Ermüdend war hier in erster Linie, dass es kaum eine Sequenz gab, in der die zahlreichen Figuren nicht irgendwelche Probleme abarbeiten mussten. Ob Kalter Krieg Mauerbau, Wirtschaftswunder West, Versorgungsengpässe Ost, der Homosexuellen-Paragraph 175 oder sogar der (im Westen) aufkommende Rock’n’Roll – alles und jedes wurde in größere oder kleinere Tragödien verpackt. So ließen Silke Zertz (Buch) und Alexander Dierbach (Regie) in ihrem Bestreben, Geschichte in diversen Geschichten zu erzählen, ihren Figuren kaum Luft zum Atmen. Wann immer da Menschen zusammensaßen, war klar, dass in ein bis zwei Minuten irgendetwas Geschichtsträchtiges, irgendetwas Dramatisches, wenn nicht gar eine Katastrophe über sie hereinbrechen würde. (Die Drehbuchvorlage für „Tannbach II“ stammte von Josephin und Robert von Thayenthal, dem Autorenduo von „Tannbach I“).

Durch die beschriebene atemlose Vorhersehbarkeit gelangen hier nur selten wirklich bewegende Sequenzen wie etwa die zwischen dem Stasi-Offizier Robert Leonhardt (Rainer Bock) und Hilde Vöckler. Wie da zwei famose Schauspieler am Küchentisch zwei vereinsamte und verlorene Seelen zwischen zarten erotischen Anwandlungen, Misstrauen und Trauer zum Leben erweckten, das war grandios.
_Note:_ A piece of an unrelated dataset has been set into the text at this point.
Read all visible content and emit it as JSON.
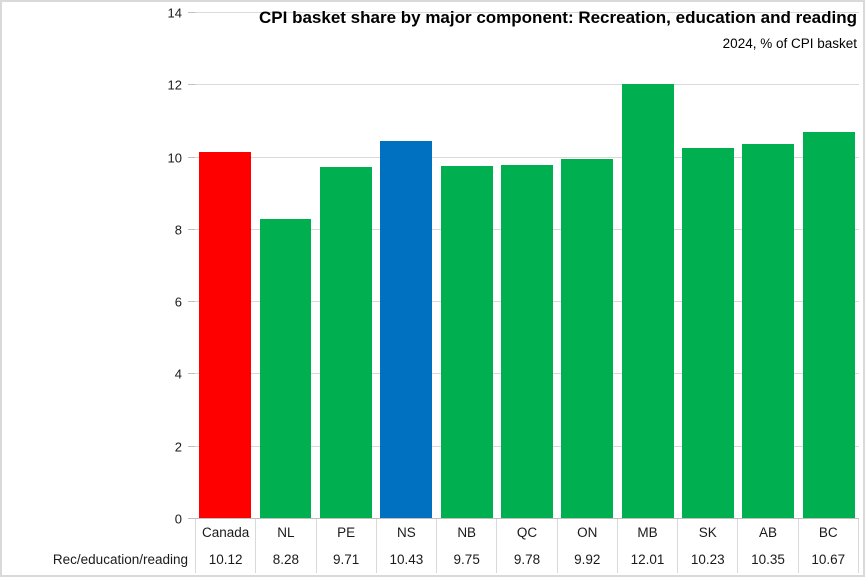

Doch solche Sequenzen blieben auch in dieser „Tannbach“-Fortsetzung (Gabriela Sperl Produktion für Wiedemann & Berg Television und Wilma Film) leider die Ausnahme. Über weite Strecken fehlten diesem ambitionierten Dreiteiler, der ein großartiges Darsteller-Ensemble aufbot, schlichte Banalitäten des Lebens, um die Figuren glaubwürdig erscheinen zu lassen. Vielleicht hätten zum Beispiel die Männer zumindest zwischendurch mal über so etwas Belangloses wie Fußball reden oder ihre Autos waschen sollen.

(Die Einschaltquoten für „Tannbach II“ betrugen: Teil  1: 5,26 Mio Zuschauer; 16,1 Prozent Marktanteil, Teil 2: 5,73 Mio; 18,0 Prozent, Teil 3: 5,54 Mio; 17,6 Prozent.)